The Infinite Sea

How far? Ten miles? Twenty? He wouldn’t be able to maintain this pace, but as long as he kept moving, he should be close to the hotel by dawn the next day.

He could hear the firefight behind him. Sporadic pops, not continuous fire, which meant that Grace was being methodical. The soldiers would be wearing the eyepieces, evening the playing field a bit. Not much, but a bit.

He abandoned any attempt at stealth and hit the highway, loping down the center of the road, a solitary figure under the immensity of a leaden sky. A murder of crows a thousand strong whipped and wheeled over him, heading north. He kept moving, grunting with pain, every stride a lesson, every jolting footfall a reminder. His temperature soared, his lungs burned, his heart slammed in his chest. The friction from the clothes tore open the delicate scabs and soon he was bleeding. Blood plastered his shirt to his back, soaked through the jeans. He was pushing it, he knew. The system installed to maintain his life past all human endurance could crash.

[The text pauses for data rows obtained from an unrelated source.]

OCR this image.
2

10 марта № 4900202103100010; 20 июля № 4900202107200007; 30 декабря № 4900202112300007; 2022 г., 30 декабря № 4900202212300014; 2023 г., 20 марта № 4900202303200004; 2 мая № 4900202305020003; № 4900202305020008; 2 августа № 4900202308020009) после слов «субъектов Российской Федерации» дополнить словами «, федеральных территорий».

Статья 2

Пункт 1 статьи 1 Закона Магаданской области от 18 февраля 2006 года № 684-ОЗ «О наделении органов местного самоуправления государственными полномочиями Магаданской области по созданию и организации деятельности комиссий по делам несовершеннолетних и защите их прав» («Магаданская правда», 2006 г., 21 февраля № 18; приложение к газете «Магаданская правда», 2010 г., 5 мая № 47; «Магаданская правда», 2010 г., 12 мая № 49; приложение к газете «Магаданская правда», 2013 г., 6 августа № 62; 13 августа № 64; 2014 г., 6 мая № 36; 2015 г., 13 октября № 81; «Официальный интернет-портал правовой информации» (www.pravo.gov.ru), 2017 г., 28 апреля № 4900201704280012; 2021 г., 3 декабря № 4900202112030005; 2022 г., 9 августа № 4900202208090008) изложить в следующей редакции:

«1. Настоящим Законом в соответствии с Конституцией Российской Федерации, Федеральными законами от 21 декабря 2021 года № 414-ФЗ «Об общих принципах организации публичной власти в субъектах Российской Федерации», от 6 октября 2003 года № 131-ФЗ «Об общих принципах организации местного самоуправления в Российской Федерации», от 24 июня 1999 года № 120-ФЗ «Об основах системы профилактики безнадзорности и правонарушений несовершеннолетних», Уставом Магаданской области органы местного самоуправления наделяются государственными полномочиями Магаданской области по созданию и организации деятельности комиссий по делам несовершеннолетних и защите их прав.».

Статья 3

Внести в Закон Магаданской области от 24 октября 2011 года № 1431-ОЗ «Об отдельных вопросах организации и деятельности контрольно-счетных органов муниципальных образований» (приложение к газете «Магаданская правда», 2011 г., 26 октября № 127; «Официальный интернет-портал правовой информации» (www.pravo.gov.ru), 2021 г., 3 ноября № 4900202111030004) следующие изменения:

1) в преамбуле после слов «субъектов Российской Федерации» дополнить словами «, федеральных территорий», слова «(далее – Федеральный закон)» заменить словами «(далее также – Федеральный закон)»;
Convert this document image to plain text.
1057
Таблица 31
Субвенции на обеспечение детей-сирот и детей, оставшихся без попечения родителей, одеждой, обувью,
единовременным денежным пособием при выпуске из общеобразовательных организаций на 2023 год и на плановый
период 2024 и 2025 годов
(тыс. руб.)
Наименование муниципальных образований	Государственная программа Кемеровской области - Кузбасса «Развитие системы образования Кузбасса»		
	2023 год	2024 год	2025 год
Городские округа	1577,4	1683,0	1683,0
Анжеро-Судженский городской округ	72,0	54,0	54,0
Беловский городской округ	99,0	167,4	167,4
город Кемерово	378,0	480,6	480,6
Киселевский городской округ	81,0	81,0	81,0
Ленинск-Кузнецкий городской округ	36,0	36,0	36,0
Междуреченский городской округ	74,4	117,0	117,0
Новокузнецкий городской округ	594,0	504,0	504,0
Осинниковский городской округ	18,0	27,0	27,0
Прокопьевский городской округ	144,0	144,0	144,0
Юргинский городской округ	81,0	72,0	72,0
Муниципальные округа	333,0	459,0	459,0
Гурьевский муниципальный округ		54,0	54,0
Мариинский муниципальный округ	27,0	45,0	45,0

He collapsed when the sun did beneath the dome of the sky, a slow-motion stumbling kind of fall, hitting shoulder first and rolling to the edge of the road, where he came to rest flat on his back, arms spread wide, numb from the waist down, shaking uncontrollably, burning hot in the bitter air. Darkness rolled over the face of the Earth, and Evan Walker tumbled down to the lightless bottom, to a hidden room that danced in light and her face the source of that light, and he had no explanation for it, how her face illumed the lightless place inside. You’re mad. You’ve gone insane. He’d thought so, too. He fought to keep her alive while every night he left her to kill the rest. Why should one live though the world itself will perish? She illumined the lightless—her life the lamp, the last star in a dying universe.

I am humanity, she had written. Self-centered, stubborn, sentimental, childish, vain. I am humanity. Cynical, na?ve, kind, cruel, soft as down, hard as tungsten steel.

He must get up. If he can’t, the light will go out. The world will be consumed by the crushing dark. But the totality of the atmosphere pushed him down and held him under, five quadrillion tons of bone-breaking force.

The system had crashed. Taxed past its limits, the alien technology installed inside his human body when he was thirteen had shut down. There was nothing to sustain or protect him now. Burned and broken, his human body was no different from his former prey’s. Fragile. Delicate. Vulnerable. Alone.

He was not one of them. He was completely one of them. Wholly Other. Fully human.

He rolled onto his side. His back spasmed. Blood rushed into his mouth. He spat it out.

Onto his stomach. Then knees. Then hands. His elbows quivered, his wrists threatened to buckle under his own weight. Self-centered, stubborn, sentimental, childish, vain. I am humanity. Cynical, na?ve, kind, cruel, soft as down, hard as tungsten steel.

I am humanity.

He crawled.

I am humanity.

He fell.

I am humanity.

He got up.





28

A LIFETIME LATER, from his hiding place beneath the highway overpass, Evan watched the dark-haired girl sprint across the hotel parking lot, cross the interstate access ramp, trot a few hundred yards north on Highway 68, then pause beside an SUV to look back at the building. He followed her gaze to a second-story window, where a shadow flitted for an instant, then was gone.

Mayfly.

The dark-haired girl vanished into the trees bordering the highway. Why she had left and where she was going were unknown. Perhaps the group was splitting up—it would increase the chance of survival a little—or perhaps she was scouting a more secure hiding place to ride out the winter. Whichever the case, he had the sense he’d found them just in time.

The dark-haired girl was one, leaving at least four inside, the ones he had seen manning the windows. He did not know if any of them had survived the explosion. He wasn’t even sure it had been Cassie’s shadow in the window.

Not that it mattered. He’d made a promise. He had to go in.

He couldn’t approach openly. The situation was complicated by too many unknowns. What if it wasn’t Cassie but a squad of 5th Wave soldiers cut off when the base blew—like the squad he’d left in Grace’s care? He’d be dead before he crossed a dozen feet. The risk was nearly as great even if it was Cassie and a group of survivors: They might drop him before they realized who he was.